I started this book because I was tired. Not the kind of tired you fix with a holiday. The kind you fix by remembering that watching a kettle boil is, in fact, a complete activity.
For most of my life I tried to be fast. I went to MIT to study architecture. I went to Harvard to study anthropology. I lived in Shanghai for ten years. I missed three deadlines, broke two relationships, and drank a great deal of coffee. The world, as far as I could tell, rewarded speed. So I gave it speed.
And then, very slowly, I noticed the things I was missing.
I noticed that the most interesting people I knew did not speak first. I noticed that the best architects I had read about — Louis Kahn, Tadao Ando, Geoffrey Bawa — were the ones who had waited the longest before drawing the first line.

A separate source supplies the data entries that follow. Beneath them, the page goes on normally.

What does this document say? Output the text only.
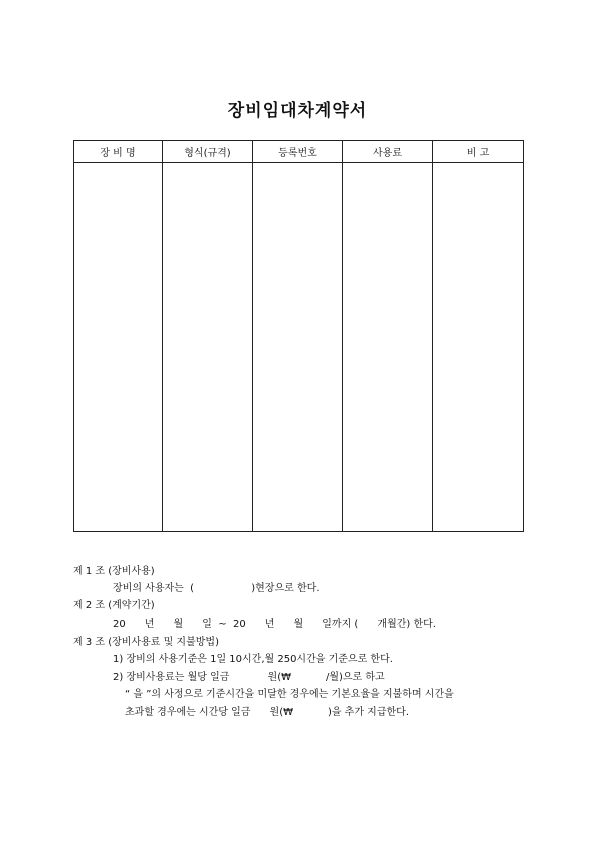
장비임대차계약서
장 비 명	형식(규격)	등록번호	사용료	비 고

제 1 조 (장비사용)
장비의 사용자는  (                  )현장으로 한다.
제 2 조 (계약기간)
20      년      월      일  ~  20      년      월      일까지 (      개월간) 한다.
제 3 조 (장비사용료 및 지불방법)
1) 장비의 사용기준은 1일 10시간,월 250시간을 기준으로 한다.
2) 장비사용료는 월당 일금            원(₩           /월)으로 하고
“ 을 ”의 사정으로 기준시간을 미달한 경우에는 기본요율을 지불하며 시간을
초과할 경우에는 시간당 일금      원(₩           )을 추가 지급한다.
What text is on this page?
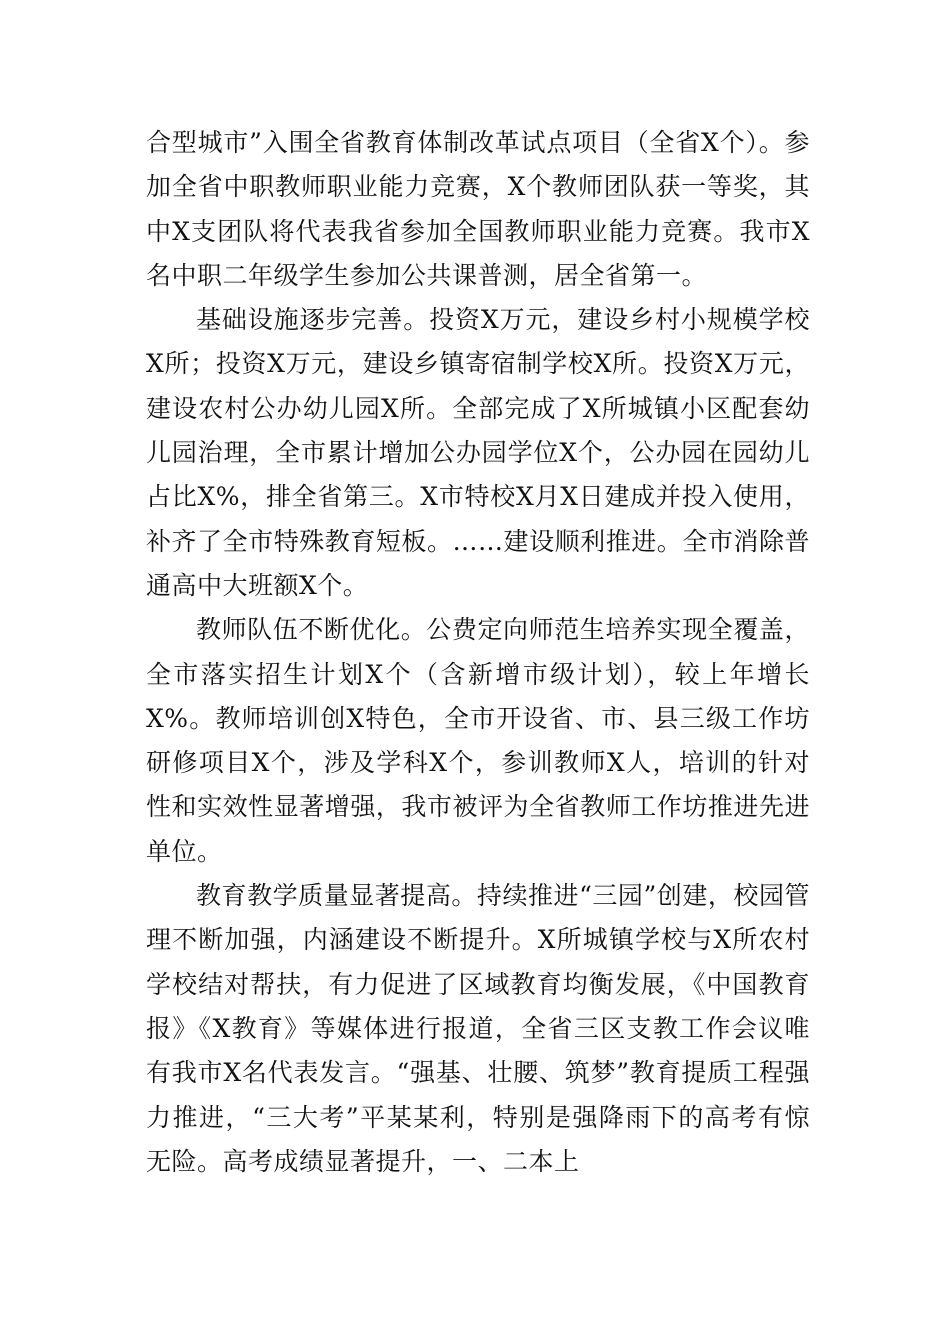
合型城市”入围全省教育体制改革试点项目（全省X个）。参加全省中职教师职业能力竞赛，X个教师团队获一等奖，其中X支团队将代表我省参加全国教师职业能力竞赛。我市X名中职二年级学生参加公共课普测，居全省第一。

基础设施逐步完善。投资X万元，建设乡村小规模学校X所；投资X万元，建设乡镇寄宿制学校X所。投资X万元，建设农村公办幼儿园X所。全部完成了X所城镇小区配套幼儿园治理，全市累计增加公办园学位X个，公办园在园幼儿占比X%，排全省第三。X市特校X月X日建成并投入使用，补齐了全市特殊教育短板。……建设顺利推进。全市消除普通高中大班额X个。

教师队伍不断优化。公费定向师范生培养实现全覆盖，全市落实招生计划X个（含新增市级计划），较上年增长X%。教师培训创X特色，全市开设省、市、县三级工作坊研修项目X个，涉及学科X个，参训教师X人，培训的针对性和实效性显著增强，我市被评为全省教师工作坊推进先进单位。

教育教学质量显著提高。持续推进“三园”创建，校园管理不断加强，内涵建设不断提升。X所城镇学校与X所农村学校结对帮扶，有力促进了区域教育均衡发展，《中国教育报》《X教育》等媒体进行报道，全省三区支教工作会议唯有我市X名代表发言。“强基、壮腰、筑梦”教育提质工程强力推进，“三大考”平某某利，特别是强降雨下的高考有惊无险。高考成绩显著提升，一、二本上
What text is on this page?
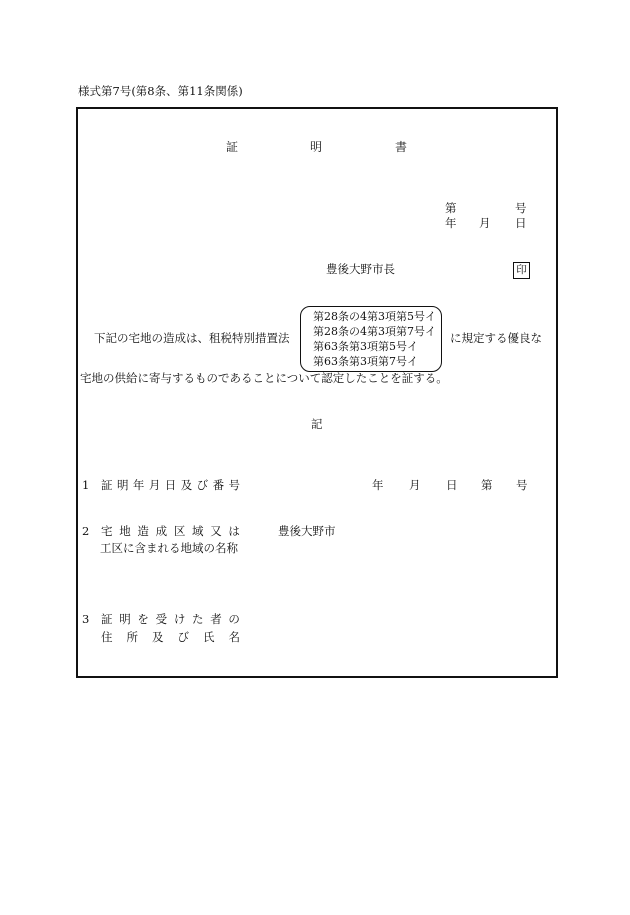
様式第7号(第8条、第11条関係)
証	明	書
第	号
年 月 日
豊後大野市長	印
下記の宅地の造成は、租税特別措置法
第28条の4第3項第5号イ
第28条の4第3項第7号イ
第63条第3項第5号イ
第63条第3項第7号イ
に規定する優良な
宅地の供給に寄与するものであることについて認定したことを証する。
記
1 証 明 年 月 日 及 び 番 号	年 月 日 第 号
2 宅 地 造 成 区 域 又 は
工区に含まれる地域の名称
豊後大野市
3 証 明 を 受 け た 者 の
住 所 及 び 氏 名
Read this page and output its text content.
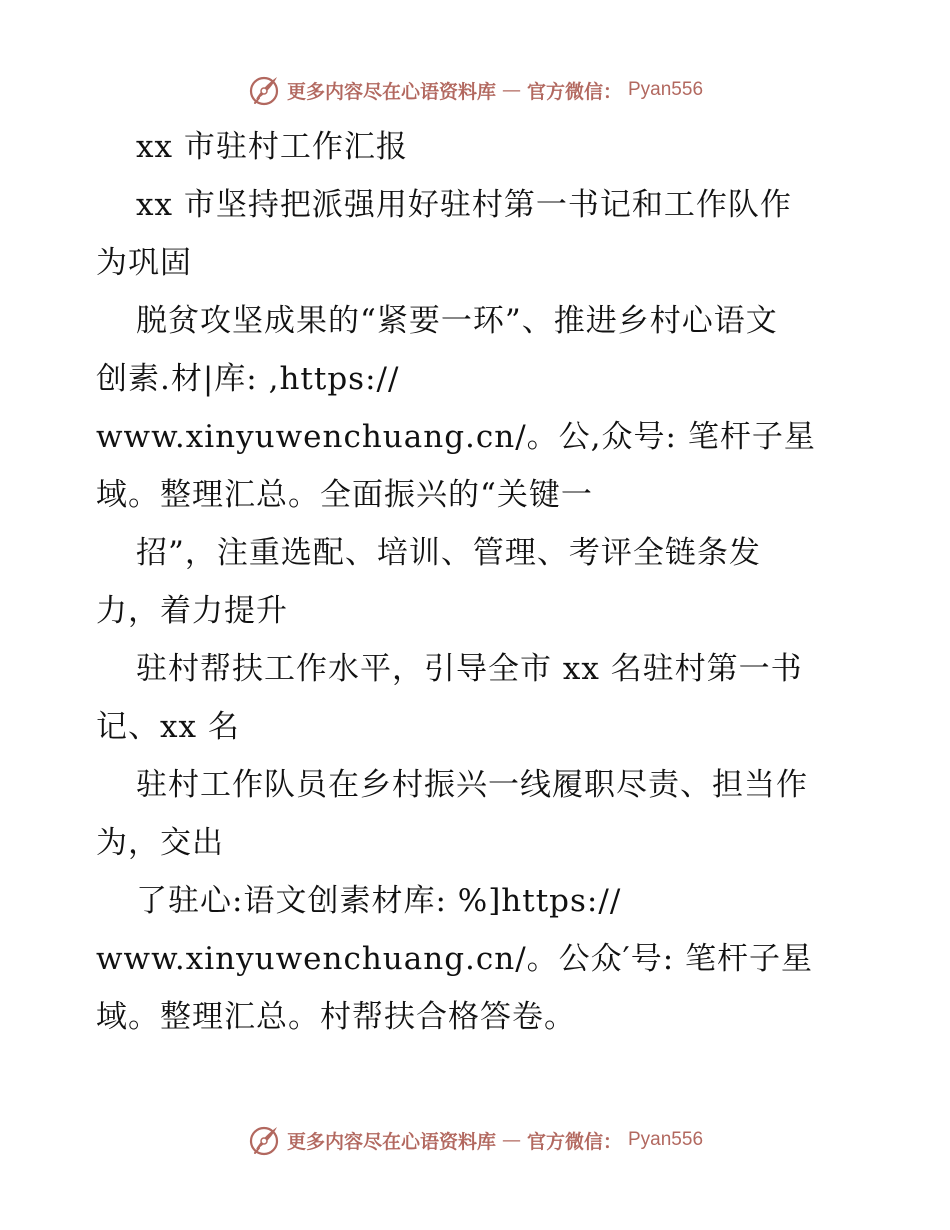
更多内容尽在心语资料库 — 官方微信： Pyan556
xx 市驻村工作汇报
xx 市坚持把派强用好驻村第一书记和工作队作
为巩固
脱贫攻坚成果的“紧要一环”、推进乡村心语文
创素.材|库: ,https://
www.xinyuwenchuang.cn/。公,众号: 笔杆子星
域。整理汇总。全面振兴的“关键一
招”，注重选配、培训、管理、考评全链条发
力，着力提升
驻村帮扶工作水平，引导全市 xx 名驻村第一书
记、xx 名
驻村工作队员在乡村振兴一线履职尽责、担当作
为，交出
了驻心:语文创素材库: %]https://
www.xinyuwenchuang.cn/。公众′号: 笔杆子星
域。整理汇总。村帮扶合格答卷。
更多内容尽在心语资料库 — 官方微信： Pyan556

I noticed that my father, who never socialised and carried his lunch in a tea flask, was the calmest person in any room.
Slowness is not laziness. Slowness is the discipline of looking long enough to see the whole thing.
This book is a collection of small things I have learned by going slower than I was supposed to. There are ten movements. Each is short. Each is paired with a piece of art that is in the public domain — meaning it belongs to all of us, the way the sky and the alphabet belong to all of us.
You can read it cover to cover, but you do not have to. The pieces are short on purpose. Most of them are 250 to 600 words. I have learned that almost everything worth saying can be said on a single page; the rest is throat-clearing.
If you only have one minute today, read one aphorism. If you have ten, read one essay. If you have an evening, give it the evening. The book will not get up and leave.
— Non, written from a desk by the Yangtze, finished by the Chao Phraya, edited at six thousand metres above the Pacific.